General annual contribution limits: $18,000 for elective deferrals (2017, indexed for inflation); total employer/employee contributions of $54,000 per year, or 100% of includable compensation, if less.

15-years-of-service catch-up contributions: The employee must have 15 years of service. The contributions are limited to the least of $3,000, $15,000 less previously excluded special catch-ups, or $5,000 times years of service, minus previously excluded deferrals.

Age-50 catch-up contributions: An additional $6,000 per year (2017, indexed for inflation). This may allow the employee/employer combined contribution reach $60,000.

Post-service contributions: If the plan allows, the former employee may defer, up to the annual contribution limits, accumulated sick pay, accumulated vacation pay, and back pay if done before the end of the calendar year they leave employment, or 2 ½ months after leaving, if later. The employer may contribute up to the combined annual employer/employee contribution limit for the former employee for up to 5 years following the end of the year the employee left employment. The former employee cannot elect to receive this money in cash. These post-service employer contributions must end upon the former employee’s death.

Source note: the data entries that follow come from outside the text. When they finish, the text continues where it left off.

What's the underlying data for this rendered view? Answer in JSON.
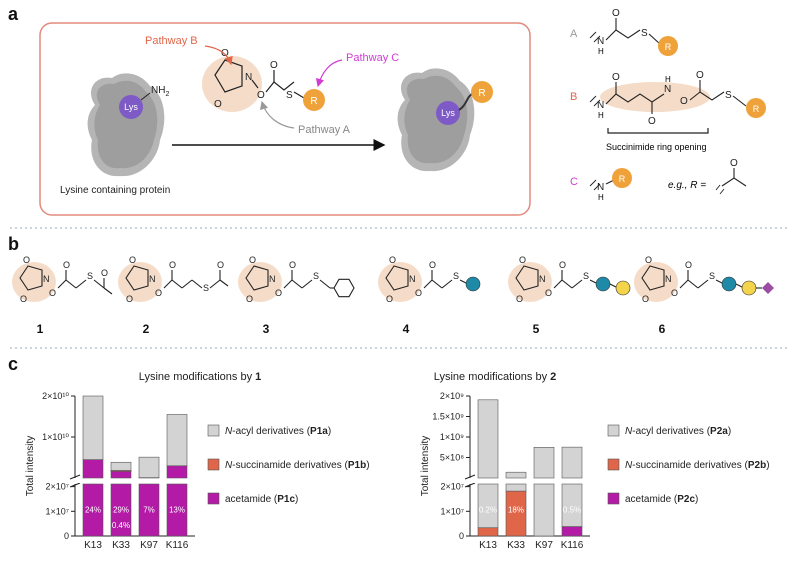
{
  "panel_a": {
    "letter": "a",
    "pathway_b": "Pathway B",
    "pathway_c": "Pathway C",
    "pathway_a": "Pathway A",
    "lys": "Lys",
    "nh2": "NH",
    "nh2_sub": "2",
    "r": "R",
    "protein_caption": "Lysine containing protein",
    "label_A": "A",
    "label_B": "B",
    "label_C": "C",
    "ring_opening": "Succinimide ring opening",
    "eg_text": "e.g., R =",
    "atom_O": "O",
    "atom_N": "N",
    "atom_S": "S",
    "atom_H": "H"
  },
  "panel_b": {
    "letter": "b",
    "molecules": [
      "1",
      "2",
      "3",
      "4",
      "5",
      "6"
    ]
  },
  "panel_c": {
    "letter": "c",
    "colors": {
      "acyl": "#d3d3d3",
      "succ": "#e0664a",
      "acet": "#b31aa6"
    },
    "legend_left": [
      {
        "pre": "N",
        "text": "-acyl derivatives (",
        "bold": "P1a",
        "post": ")"
      },
      {
        "pre": "N",
        "text": "-succinamide derivatives (",
        "bold": "P1b",
        "post": ")"
      },
      {
        "pre": "",
        "text": "acetamide (",
        "bold": "P1c",
        "post": ")"
      }
    ],
    "legend_right": [
      {
        "pre": "N",
        "text": "-acyl derivatives (",
        "bold": "P2a",
        "post": ")"
      },
      {
        "pre": "N",
        "text": "-succinamide derivatives (",
        "bold": "P2b",
        "post": ")"
      },
      {
        "pre": "",
        "text": "acetamide (",
        "bold": "P2c",
        "post": ")"
      }
    ]
  },
  "chart_data": [
    {
      "type": "bar",
      "title_text": "Lysine modifications by ",
      "title_bold": "1",
      "ylabel": "Total intensity",
      "stacked": true,
      "broken_axis": true,
      "categories": [
        "K13",
        "K33",
        "K97",
        "K116"
      ],
      "upper_ticks": [
        "2×10¹⁰",
        "1×10¹⁰"
      ],
      "lower_ticks": [
        "2×10⁷",
        "1×10⁷",
        "0"
      ],
      "series": [
        {
          "name": "N-acyl derivatives (P1a)",
          "values": [
            17300000000.0,
            2000000000.0,
            5000000000.0,
            12500000000.0
          ]
        },
        {
          "name": "N-succinamide derivatives (P1b)",
          "values": [
            0,
            60000000.0,
            0,
            0
          ]
        },
        {
          "name": "acetamide (P1c)",
          "values": [
            4500000000.0,
            1800000000.0,
            100000000.0,
            3000000000.0
          ]
        }
      ],
      "bar_labels": [
        [
          "24%"
        ],
        [
          "29%",
          "0.4%"
        ],
        [
          "7%"
        ],
        [
          "13%"
        ]
      ]
    },
    {
      "type": "bar",
      "title_text": "Lysine modifications by ",
      "title_bold": "2",
      "ylabel": "Total intensity",
      "stacked": true,
      "broken_axis": true,
      "categories": [
        "K13",
        "K33",
        "K97",
        "K116"
      ],
      "upper_ticks": [
        "2×10⁹",
        "1.5×10⁹",
        "1×10⁹",
        "5×10⁸"
      ],
      "lower_ticks": [
        "2×10⁷",
        "1×10⁷",
        "0"
      ],
      "series": [
        {
          "name": "N-acyl derivatives (P2a)",
          "values": [
            2000000000.0,
            150000000.0,
            800000000.0,
            800000000.0
          ]
        },
        {
          "name": "N-succinamide derivatives (P2b)",
          "values": [
            3500000.0,
            19000000.0,
            0,
            0
          ]
        },
        {
          "name": "acetamide (P2c)",
          "values": [
            0,
            0,
            0,
            4000000.0
          ]
        }
      ],
      "bar_labels": [
        [
          "0.2%"
        ],
        [
          "18%"
        ],
        [],
        [
          "0.5%"
        ]
      ]
    }
  ]
}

Loans: If allowed by the 403(b) plan and the annuity, the following rules apply: $50,000 limit for all loans at any time, payments at least quarterly, terms of no more than 5 years (unless for purchase of primary home), and a reasonable rate of interest.

Distributions: The employee elective deferrals are generally available upon death, age 59 ½, severance from employment or disability, and no later than the later of age 70 ½ or retirement. Employee contributions may be available earlier if allowed in the plan and annuity.

Rollovers: Must satisfy eligible distribution rules (see above), and are permitted to and from other retirement plans.